BuildFax’ Joe Masters Emison noted recently that if your applications have been sitting atop the same platform for 10 years or more it’s time to get into the new decade – because you can be sure your users certainly have. In this day and age, downtime is not acceptable, and neither is latency, non-availability, weak performance or the many other detriments that are considered normal in most legacy environments. With Big Data on the way, the enterprise needs to start providing solutions that go right to the heart of the business model, and the fact is that simply expanding yesterday’s data infrastructure, reliable as it may be, is not enough to meet the challenge, at least not within a reasonable budget.
Of course, scale is not the only benefit that distribution brings to the table. Security and redundancy are also enhanced by advanced replication and the elimination of the single point of failure. This gives the enterprise the ability to maintain master data at the highest level of security while providing multiple versions to numerous points in the cluster in case key capabilities go down. As well, the ability to access data from numerous locations enhances productivity, particularly in high-traffic environments, as does the ability to harness multiple resources in parallel for heavy workloads.

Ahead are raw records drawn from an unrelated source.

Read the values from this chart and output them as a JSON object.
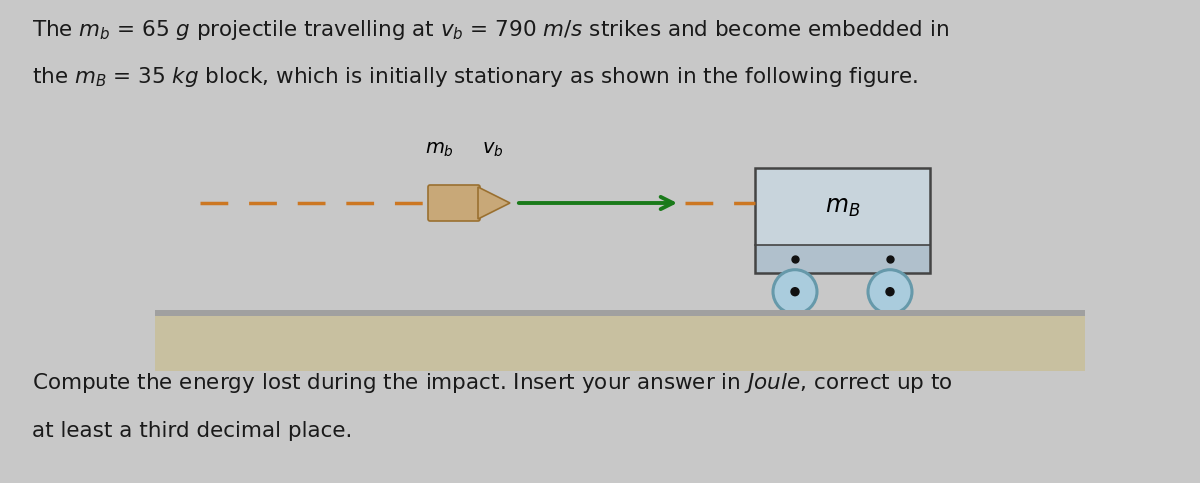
{
  "bg_color": "#c8c8c8",
  "text_color": "#1a1a1a",
  "line1": "The $m_b$ = 65 $g$ projectile travelling at $v_b$ = 790 $m/s$ strikes and become embedded in",
  "line2": "the $m_B$ = 35 $kg$ block, which is initially stationary as shown in the following figure.",
  "bottom1": "Compute the energy lost during the impact. Insert your answer in $Joule$, correct up to",
  "bottom2": "at least a third decimal place.",
  "dashed_color": "#cc7722",
  "arrow_color": "#1a7a1a",
  "block_upper_color": "#c8d4dc",
  "block_lower_color": "#b0c0cc",
  "block_outline_color": "#444444",
  "floor_top_color": "#a0a0a0",
  "floor_body_color": "#c8c0a0",
  "wheel_outer_color": "#6699aa",
  "wheel_inner_color": "#aaccdd",
  "wheel_dot_color": "#111111",
  "bullet_body_color": "#c8a878",
  "bullet_tip_color": "#c8a878",
  "bullet_outline_color": "#9a7030",
  "font_size": 15.5,
  "fig_width": 12.0,
  "fig_height": 4.83
}
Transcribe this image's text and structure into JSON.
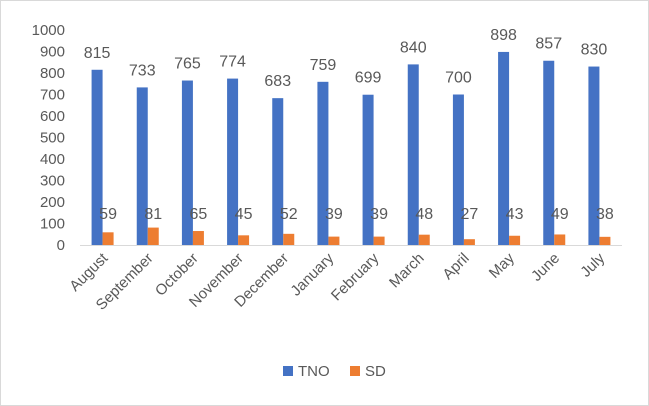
{
  "chart_data": {
    "type": "bar",
    "categories": [
      "August",
      "September",
      "October",
      "November",
      "December",
      "January",
      "February",
      "March",
      "April",
      "May",
      "June",
      "July"
    ],
    "series": [
      {
        "name": "TNO",
        "color": "#4472c4",
        "values": [
          815,
          733,
          765,
          774,
          683,
          759,
          699,
          840,
          700,
          898,
          857,
          830
        ]
      },
      {
        "name": "SD",
        "color": "#ed7d31",
        "values": [
          59,
          81,
          65,
          45,
          52,
          39,
          39,
          48,
          27,
          43,
          49,
          38
        ]
      }
    ],
    "ylim": [
      0,
      1000
    ],
    "ytick_step": 100,
    "grid": false,
    "data_labels": true,
    "legend": {
      "position": "bottom"
    }
  }
}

A good example of a distributed architecture in action is Google’s new Mesa warehouse, says Enterprise Tech’s Timothy Prickett Morgan. The system is spread across literally tens of thousands of servers around the world and is dedicated exclusively to processing data for the AdSense, AdWords and DoubleClick businesses. It runs on the Colossus distributed file system and the Big Table data store, supplemented by MapReduce and the Paxos synchronization protocol. Performance is measured in millions of row updates per second and billions of queries per day. To avoid downtime, Mesa has a unique versioning system that matches versions to queries so data can be streamed in continuously while preventing partially finished updates from reaching an application.
Of course, building a distributed database architecture is one thing, operating it is quite another. Many leading platforms these days have all manner of query optimization, update automation and other tools to simplify management, but operators will still need to familiarize themselves with techniques like the “two-phase commit,” preferred by Oracle and others as a means to prevent data corruption should a server crash in the middle of a transaction. As well, the process of linking tables at multisite locations tends to be complex and time-consuming.
Most of these issues crop up when trying to force-fit distributed architectures onto today’s centralized infrastructure, however. Newer platforms like NuoDB are being designed around advanced memory-centric infrastructure that enables rapid and extensive scalability and unique caching opportunities that avoid the need for synchronous commit schemes and complicated resource-sharing architectures. The Durable Distributed Cache (DDC) platform, for instance, enables broad distribution on commodity hardware through the use of in-memory container objects (Atoms) that are treated as peers by the management stack. In this way, all objects can be shared equally and database environments can be established with no single point of failure and full support for ACID semantics and other tools.
To paraphrase John Donne, “No datacenter is an island.” While containing the database within a singular computing environment may have served the needs of past generations, todays loads will quickly swamp even the largest facility.
Distributing virtual architectures across disparate infrastructure is not only fashionable these days but vital. And nowhere is this more critical than in database environments about to run headfirst into Big Data analytics.